This statue of Gomateshwara - Bahubali in Shravanabelagola, Karnataka, India - is carved from a single stone 57 feet high.
The giant image was carved in 981 A.D.
Bahubali is a major figure in Jain hagiography. His story exemplifies the inner strength of Indian culture. He won everything from his brother and could have become an emperor, but he returned everything to the brother. Bahubali is considered the ideal of the man who conquers selfishness, jealousy, pride and anger.
KARMA and reincarnation could be escaped through the willed elimination of ego and desire.
The story of Alexander the Great's encounter in India with "naked philosophers" may refer either to Hindus or Jains. Plutarch calls them Gymnosophists.

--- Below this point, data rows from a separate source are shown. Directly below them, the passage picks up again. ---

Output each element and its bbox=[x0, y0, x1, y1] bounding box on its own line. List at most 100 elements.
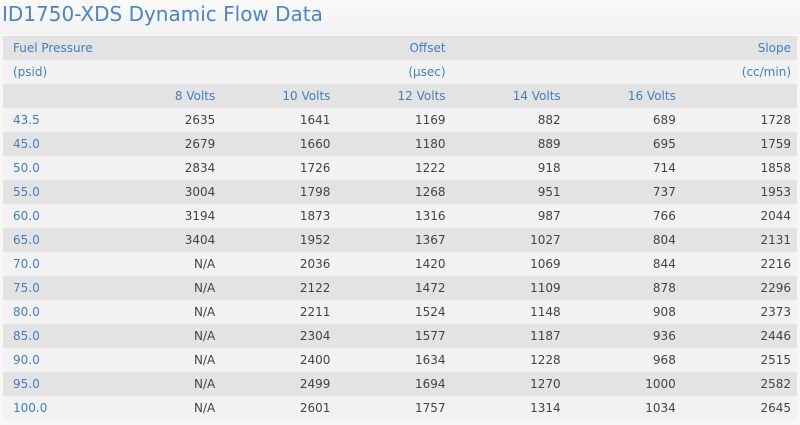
offset-cell: 1472 bbox=[415, 281, 446, 295]
offset-cell: 1873 bbox=[299, 209, 331, 223]
offset-cell: 1000 bbox=[645, 377, 676, 391]
slope-cell: 2446 bbox=[760, 329, 791, 343]
header-row-volts: 8 Volts 10 Volts 12 Volts 14 Volts 16 Vo… bbox=[3, 84, 797, 108]
fuel-pressure-cell: 80.0 bbox=[13, 305, 40, 319]
table-row: 95.0 N/A 2499 1694 1270 1000 2582 bbox=[3, 372, 797, 396]
offset-cell: N/A bbox=[194, 281, 216, 295]
flow-data-table: Fuel Pressure Offset Slope (psid) (µsec)… bbox=[3, 36, 797, 420]
slope-cell: 1728 bbox=[760, 113, 791, 127]
table-row: 75.0 N/A 2122 1472 1109 878 2296 bbox=[3, 276, 797, 300]
fuel-pressure-header: Fuel Pressure bbox=[13, 41, 93, 55]
fuel-pressure-cell: 100.0 bbox=[13, 401, 48, 415]
slope-cell: 1759 bbox=[760, 137, 791, 151]
fuel-pressure-cell: 55.0 bbox=[13, 185, 40, 199]
offset-cell: 1069 bbox=[530, 257, 561, 271]
ccmin-unit: (cc/min) bbox=[741, 65, 791, 79]
offset-cell: 1228 bbox=[530, 353, 561, 367]
slope-cell: 2131 bbox=[760, 233, 791, 247]
offset-cell: 1270 bbox=[530, 377, 561, 391]
offset-cell: 882 bbox=[537, 113, 561, 127]
slope-cell: 2582 bbox=[760, 377, 791, 391]
offset-cell: 1180 bbox=[415, 137, 446, 151]
table-row: 90.0 N/A 2400 1634 1228 968 2515 bbox=[3, 348, 797, 372]
offset-cell: 908 bbox=[652, 305, 676, 319]
fuel-pressure-cell: 85.0 bbox=[13, 329, 40, 343]
fuel-pressure-cell: 65.0 bbox=[13, 233, 40, 247]
offset-cell: 1726 bbox=[299, 161, 331, 175]
offset-cell: 1757 bbox=[415, 401, 446, 415]
slope-cell: 2216 bbox=[760, 257, 791, 271]
offset-cell: 1798 bbox=[299, 185, 331, 199]
offset-cell: N/A bbox=[194, 353, 216, 367]
offset-cell: 2400 bbox=[299, 353, 331, 367]
fuel-pressure-cell: 95.0 bbox=[13, 377, 40, 391]
table-row: 80.0 N/A 2211 1524 1148 908 2373 bbox=[3, 300, 797, 324]
offset-cell: 1641 bbox=[299, 113, 331, 127]
offset-cell: 987 bbox=[537, 209, 561, 223]
offset-cell: 804 bbox=[652, 233, 676, 247]
volts-header: 16 Volts bbox=[627, 89, 676, 103]
fuel-pressure-cell: 43.5 bbox=[13, 113, 40, 127]
offset-cell: 3194 bbox=[184, 209, 216, 223]
header-row-labels: Fuel Pressure Offset Slope bbox=[3, 36, 797, 60]
fuel-pressure-cell: 45.0 bbox=[13, 137, 40, 151]
fuel-pressure-cell: 70.0 bbox=[13, 257, 40, 271]
offset-cell: 1367 bbox=[415, 233, 446, 247]
fuel-pressure-cell: 75.0 bbox=[13, 281, 40, 295]
offset-cell: 844 bbox=[652, 257, 676, 271]
offset-cell: 1420 bbox=[415, 257, 446, 271]
offset-cell: 695 bbox=[652, 137, 676, 151]
offset-cell: 2211 bbox=[299, 305, 331, 319]
offset-cell: 2499 bbox=[299, 377, 331, 391]
offset-cell: 3404 bbox=[184, 233, 216, 247]
offset-cell: 1109 bbox=[530, 281, 561, 295]
offset-cell: N/A bbox=[194, 305, 216, 319]
slope-cell: 2373 bbox=[760, 305, 791, 319]
offset-cell: 1169 bbox=[415, 113, 446, 127]
psid-unit: (psid) bbox=[13, 65, 48, 79]
offset-cell: 878 bbox=[652, 281, 676, 295]
slope-cell: 2515 bbox=[760, 353, 791, 367]
slope-cell: 2044 bbox=[760, 209, 791, 223]
volts-header: 12 Volts bbox=[397, 89, 446, 103]
offset-cell: 968 bbox=[652, 353, 676, 367]
offset-cell: 1148 bbox=[530, 305, 561, 319]
offset-cell: 1694 bbox=[415, 377, 446, 391]
offset-cell: N/A bbox=[194, 257, 216, 271]
slope-cell: 1953 bbox=[760, 185, 791, 199]
fuel-pressure-cell: 50.0 bbox=[13, 161, 40, 175]
offset-cell: 1314 bbox=[530, 401, 561, 415]
offset-cell: 1524 bbox=[415, 305, 446, 319]
table-row: 43.5 2635 1641 1169 882 689 1728 bbox=[3, 108, 797, 132]
table-row: 85.0 N/A 2304 1577 1187 936 2446 bbox=[3, 324, 797, 348]
offset-cell: 1952 bbox=[299, 233, 331, 247]
offset-cell: 936 bbox=[652, 329, 676, 343]
slope-cell: 2296 bbox=[760, 281, 791, 295]
offset-cell: 2036 bbox=[299, 257, 331, 271]
offset-cell: 1034 bbox=[645, 401, 676, 415]
offset-cell: 3004 bbox=[184, 185, 216, 199]
fuel-pressure-cell: 60.0 bbox=[13, 209, 40, 223]
offset-cell: 1634 bbox=[415, 353, 446, 367]
slope-header: Slope bbox=[757, 41, 791, 55]
offset-cell: 2304 bbox=[299, 329, 331, 343]
offset-cell: 689 bbox=[652, 113, 676, 127]
table-row: 45.0 2679 1660 1180 889 695 1759 bbox=[3, 132, 797, 156]
slope-cell: 1858 bbox=[760, 161, 791, 175]
table-row: 55.0 3004 1798 1268 951 737 1953 bbox=[3, 180, 797, 204]
volts-header: 8 Volts bbox=[174, 89, 216, 103]
offset-cell: 766 bbox=[652, 209, 676, 223]
table-row: 65.0 3404 1952 1367 1027 804 2131 bbox=[3, 228, 797, 252]
offset-cell: 2635 bbox=[184, 113, 216, 127]
offset-cell: 1268 bbox=[415, 185, 446, 199]
offset-cell: 2601 bbox=[299, 401, 331, 415]
page-title: ID1750-XDS Dynamic Flow Data bbox=[0, 0, 800, 34]
offset-cell: 951 bbox=[537, 185, 561, 199]
offset-cell: N/A bbox=[194, 329, 216, 343]
offset-cell: 1027 bbox=[530, 233, 561, 247]
offset-cell: 714 bbox=[652, 161, 676, 175]
table-row: 70.0 N/A 2036 1420 1069 844 2216 bbox=[3, 252, 797, 276]
volts-header: 10 Volts bbox=[282, 89, 331, 103]
offset-cell: N/A bbox=[194, 377, 216, 391]
table-row: 50.0 2834 1726 1222 918 714 1858 bbox=[3, 156, 797, 180]
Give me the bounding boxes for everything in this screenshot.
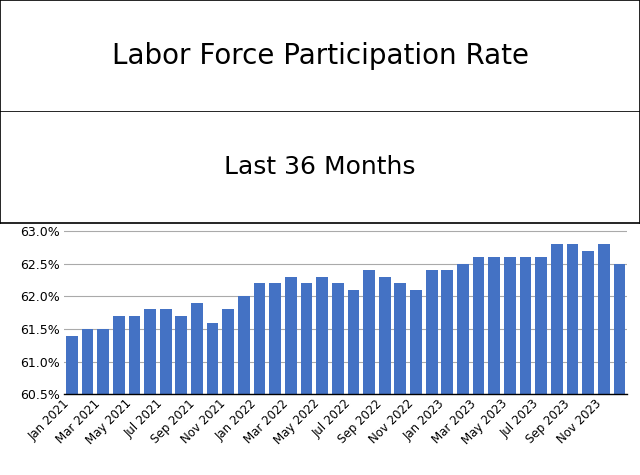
Bar	[207, 323, 218, 394]
Bar	[379, 277, 390, 394]
Bar	[457, 264, 469, 394]
Bar	[66, 335, 77, 394]
Text: Labor Force Participation Rate: Labor Force Participation Rate	[111, 42, 529, 70]
Bar	[410, 290, 422, 394]
Bar	[535, 257, 547, 394]
Bar	[269, 284, 281, 394]
Bar	[316, 277, 328, 394]
Bar	[566, 244, 579, 394]
Bar	[551, 244, 563, 394]
Bar	[301, 284, 312, 394]
Bar	[97, 329, 109, 394]
Bar	[504, 257, 516, 394]
Bar	[598, 244, 610, 394]
Bar	[238, 296, 250, 394]
Bar	[442, 270, 453, 394]
Text: Last 36 Months: Last 36 Months	[224, 155, 416, 180]
Bar	[285, 277, 297, 394]
Bar	[223, 310, 234, 394]
Bar	[348, 290, 359, 394]
Bar	[614, 264, 625, 394]
Bar	[582, 251, 594, 394]
Bar	[113, 316, 125, 394]
Bar	[488, 257, 500, 394]
Bar	[473, 257, 484, 394]
Bar	[144, 310, 156, 394]
Bar	[364, 270, 375, 394]
Bar	[253, 284, 266, 394]
Bar	[160, 310, 172, 394]
Bar	[394, 284, 406, 394]
Bar	[520, 257, 531, 394]
Bar	[332, 284, 344, 394]
Bar	[82, 329, 93, 394]
Bar	[426, 270, 438, 394]
Bar	[191, 303, 203, 394]
Bar	[175, 316, 187, 394]
Bar	[129, 316, 140, 394]
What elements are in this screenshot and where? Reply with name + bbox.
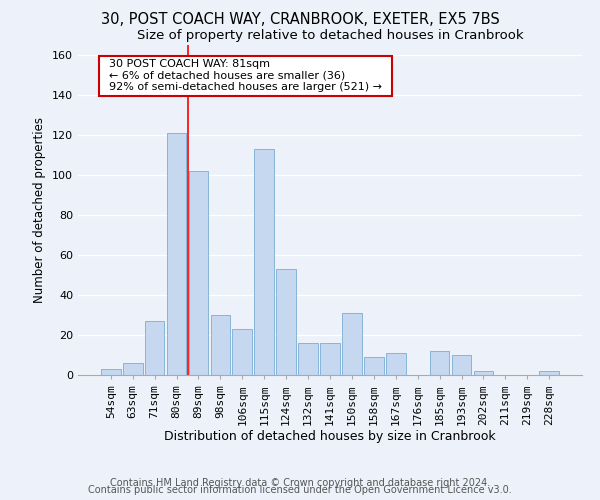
Bar (188, 171, 208, 375)
Bar (364, 357, 384, 375)
X-axis label: Distribution of detached houses by size in Cranbrook: Distribution of detached houses by size … (164, 430, 496, 443)
Bar (167, 133, 187, 375)
Bar (211, 315, 230, 375)
Text: Contains public sector information licensed under the Open Government Licence v3: Contains public sector information licen… (88, 485, 512, 495)
Bar (539, 371, 559, 375)
Bar (123, 363, 143, 375)
Text: Contains HM Land Registry data © Crown copyright and database right 2024.: Contains HM Land Registry data © Crown c… (110, 478, 490, 488)
Bar (254, 149, 274, 375)
Text: 30, POST COACH WAY, CRANBROOK, EXETER, EX5 7BS: 30, POST COACH WAY, CRANBROOK, EXETER, E… (101, 12, 499, 28)
Bar (276, 269, 296, 375)
Bar (430, 351, 449, 375)
Bar (232, 329, 252, 375)
Bar (145, 321, 164, 375)
Bar (320, 343, 340, 375)
Title: Size of property relative to detached houses in Cranbrook: Size of property relative to detached ho… (137, 30, 523, 43)
Bar (342, 313, 362, 375)
Bar (298, 343, 318, 375)
Bar (452, 355, 472, 375)
Y-axis label: Number of detached properties: Number of detached properties (34, 117, 46, 303)
Bar (101, 369, 121, 375)
Text: 30 POST COACH WAY: 81sqm  
  ← 6% of detached houses are smaller (36)  
  92% of: 30 POST COACH WAY: 81sqm ← 6% of detache… (102, 59, 389, 92)
Bar (386, 353, 406, 375)
Bar (473, 371, 493, 375)
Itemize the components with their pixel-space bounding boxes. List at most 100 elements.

Here is Arrian's version from his Campaigns of Alexander, circa 117 CE:
In Taxila once, Alexander met some members of the Indian sect of wise men whose practice it is to go naked, and he so much admired their powers of endurance that the fancy took him to have one of them in his personal train. The oldest man among them, whose name was Dandamis (the others were his pupils), refused either to join Alexander himself or to permit any of his pupils to do so.
"If you, my lord", Dandamis is said to have replied, "are the son of God, why -- so am I. I want nothing from you, for what I have suffices. I perceive, moreover, that the men you lead get no good from their world-wide wanderings over land and sea, and that of their many journeyings there is no end. I desire nothing that you can give me; I fear no exclusion from any blessings which may perhaps be yours. India, with the fruits of her soil in due season, is enough for me while I live; and when I die, I shall be rid of my poor body -- my unseemly housemate"
These words convinced Alexander that Dandamis was, in a true sense, a free man; so he made no attempt to compel him.